Request for list of names of electors whose eligibility to vote had been challenged—information withheld under s 9(2)(a)—privacy interest not outweighed by public interest
Following the 1993 General Election, one of the political parties involved sought an urgent review of the decision of the Electoral Enrolment Centre, administered by New Zealand Post Ltd, to refuse to provide a list of the names and addresses of those electors whose eligibility to vote in an electorate had been challenged. Although requesters are not required to give a reason for seeking official information, the party had explained that there was concern that many of those named were of Polynesian descent who would have difficulty understanding and responding to the letter sent to them requiring them to prove their eligibility to vote. The information would enable assistance to be offered to those affected.
In the course of the investigation a number of issues emerged. The list itself had been compiled solely for the purpose of assisting the Registrar of Electors to discharge her statutory functions in respect of the objections received about 602 electors.
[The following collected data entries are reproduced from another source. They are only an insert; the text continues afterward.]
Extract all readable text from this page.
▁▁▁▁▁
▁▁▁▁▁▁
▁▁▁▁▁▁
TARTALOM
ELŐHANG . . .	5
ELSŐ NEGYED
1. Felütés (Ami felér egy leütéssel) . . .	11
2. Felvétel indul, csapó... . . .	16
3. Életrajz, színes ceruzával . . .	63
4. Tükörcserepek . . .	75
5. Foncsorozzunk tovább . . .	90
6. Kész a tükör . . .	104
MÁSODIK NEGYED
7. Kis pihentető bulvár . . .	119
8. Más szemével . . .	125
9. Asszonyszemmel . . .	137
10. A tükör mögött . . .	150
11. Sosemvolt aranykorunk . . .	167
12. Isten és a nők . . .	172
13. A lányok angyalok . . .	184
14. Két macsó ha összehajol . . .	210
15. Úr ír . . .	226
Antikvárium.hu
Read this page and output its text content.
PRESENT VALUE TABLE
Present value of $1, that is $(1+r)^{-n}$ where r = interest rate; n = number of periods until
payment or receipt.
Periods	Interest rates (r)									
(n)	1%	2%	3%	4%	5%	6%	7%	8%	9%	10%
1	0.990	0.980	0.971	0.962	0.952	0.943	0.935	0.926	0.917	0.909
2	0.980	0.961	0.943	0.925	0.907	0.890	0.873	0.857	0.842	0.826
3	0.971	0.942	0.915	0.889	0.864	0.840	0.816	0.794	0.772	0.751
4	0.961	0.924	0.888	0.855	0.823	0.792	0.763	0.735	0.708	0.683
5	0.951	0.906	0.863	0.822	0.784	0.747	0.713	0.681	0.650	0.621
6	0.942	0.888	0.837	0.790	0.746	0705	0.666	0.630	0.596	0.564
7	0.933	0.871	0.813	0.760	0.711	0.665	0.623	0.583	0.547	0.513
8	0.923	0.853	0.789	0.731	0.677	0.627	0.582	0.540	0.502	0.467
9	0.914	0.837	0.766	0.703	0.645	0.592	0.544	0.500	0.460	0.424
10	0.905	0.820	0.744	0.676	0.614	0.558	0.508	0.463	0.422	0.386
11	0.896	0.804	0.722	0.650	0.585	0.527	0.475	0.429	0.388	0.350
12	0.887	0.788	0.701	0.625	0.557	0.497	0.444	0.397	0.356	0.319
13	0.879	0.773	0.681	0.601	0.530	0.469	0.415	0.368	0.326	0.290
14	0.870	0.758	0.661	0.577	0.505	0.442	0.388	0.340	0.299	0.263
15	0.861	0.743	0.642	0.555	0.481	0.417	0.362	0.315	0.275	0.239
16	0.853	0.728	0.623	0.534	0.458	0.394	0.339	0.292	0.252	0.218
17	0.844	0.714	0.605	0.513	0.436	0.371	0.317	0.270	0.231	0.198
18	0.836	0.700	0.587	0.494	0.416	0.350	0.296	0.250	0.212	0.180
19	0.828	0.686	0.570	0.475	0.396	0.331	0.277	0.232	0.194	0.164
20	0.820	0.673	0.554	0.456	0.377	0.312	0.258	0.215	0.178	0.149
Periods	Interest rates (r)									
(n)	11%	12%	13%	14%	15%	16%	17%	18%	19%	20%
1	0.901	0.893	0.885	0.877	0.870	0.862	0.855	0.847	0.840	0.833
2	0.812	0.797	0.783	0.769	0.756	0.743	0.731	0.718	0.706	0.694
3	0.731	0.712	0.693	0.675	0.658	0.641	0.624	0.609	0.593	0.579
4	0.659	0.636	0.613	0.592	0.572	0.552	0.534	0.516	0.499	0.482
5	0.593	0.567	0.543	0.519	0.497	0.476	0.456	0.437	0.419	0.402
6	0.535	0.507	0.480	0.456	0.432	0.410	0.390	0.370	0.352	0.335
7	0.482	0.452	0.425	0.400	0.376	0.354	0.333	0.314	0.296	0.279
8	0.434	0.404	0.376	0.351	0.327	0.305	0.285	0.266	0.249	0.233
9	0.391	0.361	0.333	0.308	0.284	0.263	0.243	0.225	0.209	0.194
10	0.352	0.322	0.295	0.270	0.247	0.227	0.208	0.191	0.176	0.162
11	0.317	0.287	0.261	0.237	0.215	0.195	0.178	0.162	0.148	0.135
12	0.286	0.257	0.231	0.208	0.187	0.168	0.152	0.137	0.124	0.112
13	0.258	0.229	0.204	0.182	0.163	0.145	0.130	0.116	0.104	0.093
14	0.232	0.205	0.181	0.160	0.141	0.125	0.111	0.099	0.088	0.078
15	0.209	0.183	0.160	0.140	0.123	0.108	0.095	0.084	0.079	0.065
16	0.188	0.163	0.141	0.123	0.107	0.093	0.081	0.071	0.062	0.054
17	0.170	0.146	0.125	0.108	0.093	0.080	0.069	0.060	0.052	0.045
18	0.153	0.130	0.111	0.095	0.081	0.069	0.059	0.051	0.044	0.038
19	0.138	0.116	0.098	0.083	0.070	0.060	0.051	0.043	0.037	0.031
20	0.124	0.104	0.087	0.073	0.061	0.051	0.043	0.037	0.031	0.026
Although two of the electors had publicly identified themselves, the identities of the other 600 had not been published. The ground for objection in each case was that the person concerned was not a permanent resident of New Zealand. It was implicit in the objection that, in registering for enrolment, the persons objected to may have knowingly and wilfully made a false statement or declaration to the Registrar of Electors. This is an offence liable on summary conviction to a fine or imprisonment. Disclosure of the list of names, while the objections were being investigated pursuant to the provisions of the Electoral Act, would identify those persons as possible offenders before the validity of the objections had been determined. The persons concerned had not provided New Zealand Post Ltd with any express consent to disclosure of their names to third parties and the task of trying to seek their informed consent was impracticable.
While the requester wished to provide advice and guidance to those whose eligibility to vote had been challenged, and some of those affected might welcome such assistance, it was equally likely that some might not welcome the offer of assistance either from the requester or from any other person.
In the absence of the express consent of the individuals concerned, and after consultation with the Privacy Commissioner, it was concluded that the withholding of the information requested was necessary to protect their privacy. In looking at other public interest considerations in terms of section 9(1) of the OIA which might outweigh this ground for withholding, it was acknowledged that there was a general public interest in helping electors who might not otherwise act in their own best interests and where the consequence of not taking action might lead to their disenfranchisement. However, there were a number of alternative steps that could be taken to advise the electors concerned of the availability of assistance should they require it, for example, public meetings; multi-lingual newspaper advertisements; leaflet drops. On balance, the public interest considerations favouring disclosure did not outweigh the identified public interest in withholding the information.
This case note is published under the authority of the Ombudsmen Rules 1989. It sets out an Ombudsman’s view on the facts of a particular case. It should not be taken as establishing any legal precedent that would bind an Ombudsman in future.